Multilayer strain analysis does not evaluate MV with more accuracy than standard segmental LS analysis.
本研究的目的是通过比较斑点追踪超声心动图和单光子发射计算机断层扫描(SPECT)成像,评估多层应变分析对心肌存活(MV)评估的价值。我们还打算确定哪个节段纵向应变(LS)临界值最适合区分存活心肌。
我们纳入了47例(平均年龄:61±11岁)因MV评估转诊至我们心脏影像中心的患者。所有患者均接受经胸超声心动图检查,测量LS、SPECT和冠状动脉造影。
共分析了799个节段。

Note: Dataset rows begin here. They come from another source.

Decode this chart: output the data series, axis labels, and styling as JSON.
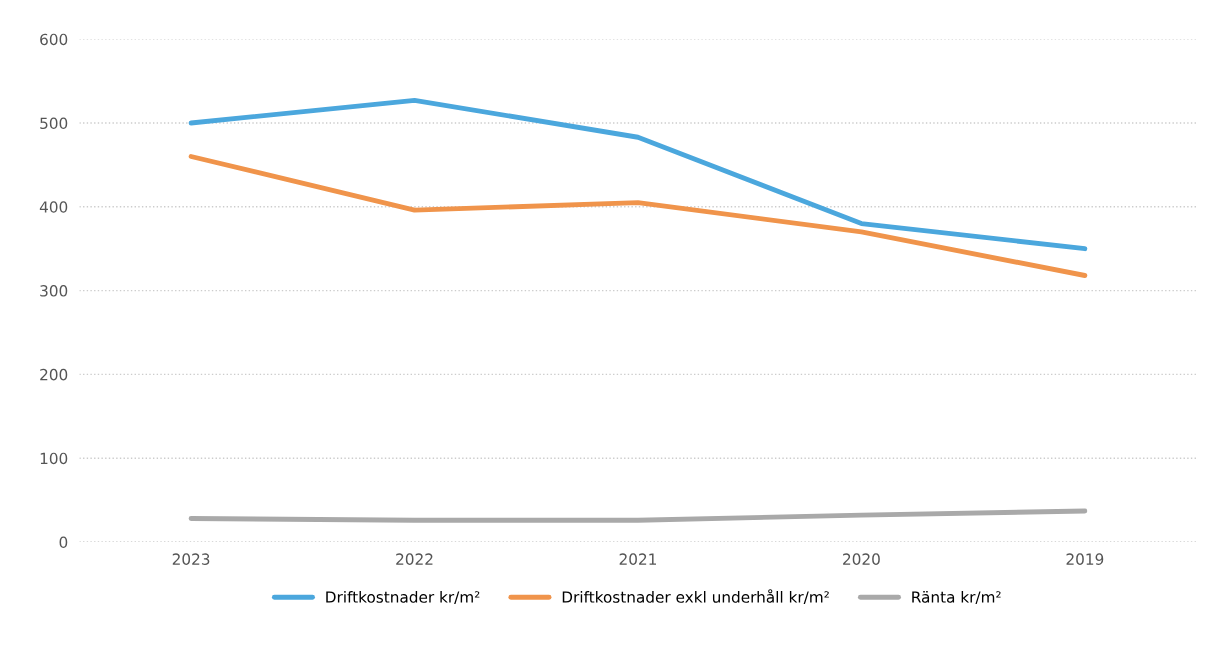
{
  "chart_data": {
    "type": "line",
    "categories": [
      "2023",
      "2022",
      "2021",
      "2020",
      "2019"
    ],
    "series": [
      {
        "name": "Driftkostnader kr/m²",
        "color": "#4ba7dd",
        "values": [
          500,
          527,
          483,
          380,
          350
        ]
      },
      {
        "name": "Driftkostnader exkl underhåll kr/m²",
        "color": "#f0944b",
        "values": [
          460,
          396,
          405,
          370,
          318
        ]
      },
      {
        "name": "Ränta kr/m²",
        "color": "#a9a9a9",
        "values": [
          28,
          26,
          26,
          32,
          37
        ]
      }
    ],
    "ylim": [
      0,
      600
    ],
    "yticks": [
      0,
      100,
      200,
      300,
      400,
      500,
      600
    ],
    "grid": "y",
    "legend": "bottom",
    "marker": "none",
    "line_style": "solid"
  }
}
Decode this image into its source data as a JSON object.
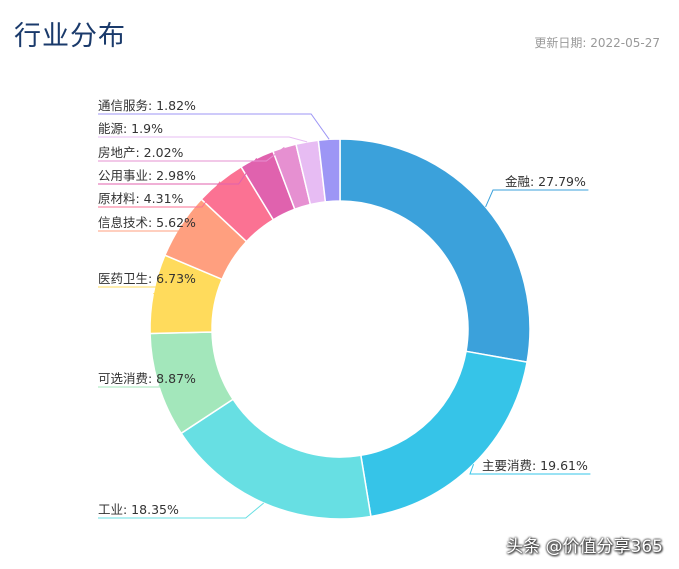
{
  "header": {
    "title": "行业分布",
    "update_label": "更新日期:",
    "update_date": "2022-05-27"
  },
  "watermark": "头条 @价值分享365",
  "chart_data": {
    "type": "pie",
    "donut": true,
    "title": "行业分布",
    "legend": "none",
    "label_format": "name: value%",
    "slices": [
      {
        "name": "金融",
        "value": 27.79,
        "color": "#3ba1db"
      },
      {
        "name": "主要消费",
        "value": 19.61,
        "color": "#36c4e8"
      },
      {
        "name": "工业",
        "value": 18.35,
        "color": "#67dfe3"
      },
      {
        "name": "可选消费",
        "value": 8.87,
        "color": "#a3e7bb"
      },
      {
        "name": "医药卫生",
        "value": 6.73,
        "color": "#ffdb5c"
      },
      {
        "name": "信息技术",
        "value": 5.62,
        "color": "#ff9f7f"
      },
      {
        "name": "原材料",
        "value": 4.31,
        "color": "#fb7293"
      },
      {
        "name": "公用事业",
        "value": 2.98,
        "color": "#e062ae"
      },
      {
        "name": "房地产",
        "value": 2.02,
        "color": "#e690d1"
      },
      {
        "name": "能源",
        "value": 1.9,
        "color": "#e7bcf3"
      },
      {
        "name": "通信服务",
        "value": 1.82,
        "color": "#9d96f5"
      }
    ]
  }
}
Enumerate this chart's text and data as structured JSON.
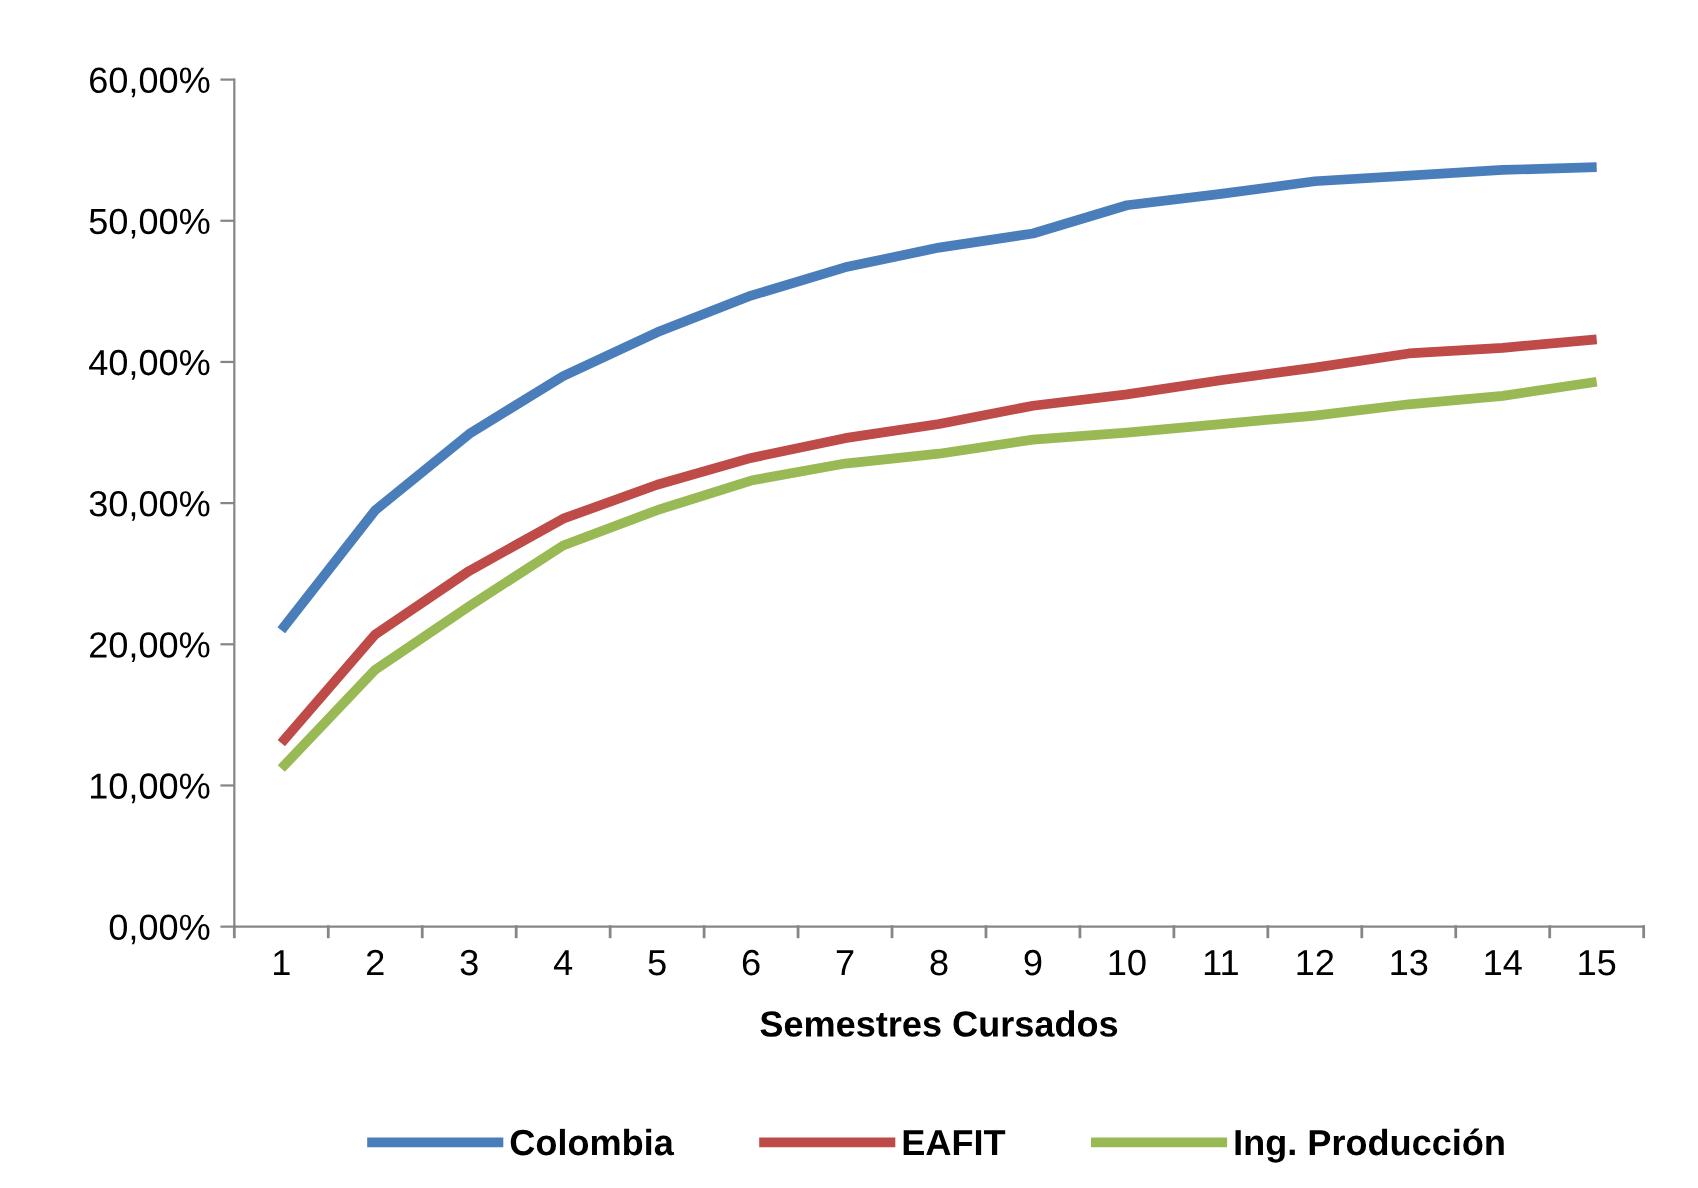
{
  "chart_data": {
    "type": "line",
    "xlabel": "Semestres Cursados",
    "categories": [
      "1",
      "2",
      "3",
      "4",
      "5",
      "6",
      "7",
      "8",
      "9",
      "10",
      "11",
      "12",
      "13",
      "14",
      "15"
    ],
    "series": [
      {
        "name": "Colombia",
        "color": "#4a7ebb",
        "values": [
          21.0,
          29.5,
          34.9,
          39.0,
          42.1,
          44.7,
          46.7,
          48.1,
          49.1,
          51.1,
          51.9,
          52.8,
          53.2,
          53.6,
          53.8
        ]
      },
      {
        "name": "EAFIT",
        "color": "#be4b48",
        "values": [
          13.0,
          20.7,
          25.2,
          28.9,
          31.3,
          33.2,
          34.6,
          35.6,
          36.9,
          37.7,
          38.7,
          39.6,
          40.6,
          41.0,
          41.6
        ]
      },
      {
        "name": "Ing. Producción",
        "color": "#98b954",
        "values": [
          11.2,
          18.2,
          22.7,
          27.0,
          29.5,
          31.6,
          32.8,
          33.5,
          34.5,
          35.0,
          35.6,
          36.2,
          37.0,
          37.6,
          38.6
        ]
      }
    ],
    "ylim": [
      0,
      60
    ],
    "yticks": [
      {
        "value": 0,
        "label": "0,00%"
      },
      {
        "value": 10,
        "label": "10,00%"
      },
      {
        "value": 20,
        "label": "20,00%"
      },
      {
        "value": 30,
        "label": "30,00%"
      },
      {
        "value": 40,
        "label": "40,00%"
      },
      {
        "value": 50,
        "label": "50,00%"
      },
      {
        "value": 60,
        "label": "60,00%"
      }
    ],
    "grid": false,
    "legend": "bottom",
    "marker": "none",
    "line_style": "solid"
  }
}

我们将SPECT测得的心肌示踪剂摄取与心内膜下、心外膜下和节段中部的LS值进行相关性分析,r分别为0.514(P<0.0001)、0.501(P<0.0001)和0.520(P<0.0001)。各层应变(心内膜下、心外膜下和中部)测量预测MV存活的表现相同,SPECT定义的曲线下面积分别为0.819[0.778-0.861,P<0.0001]、0.809[0.764-0.854,P<0.0001]和0.817[0.773-0.860,P<0.0001]。受试者操作特征分析得出节段中部LS的临界值为-6.5%,预测SPECT定义的节段MV的敏感性为76%,特异性为76%。
多层应变分析评估MV的准确性并不高于标准节段LS分析。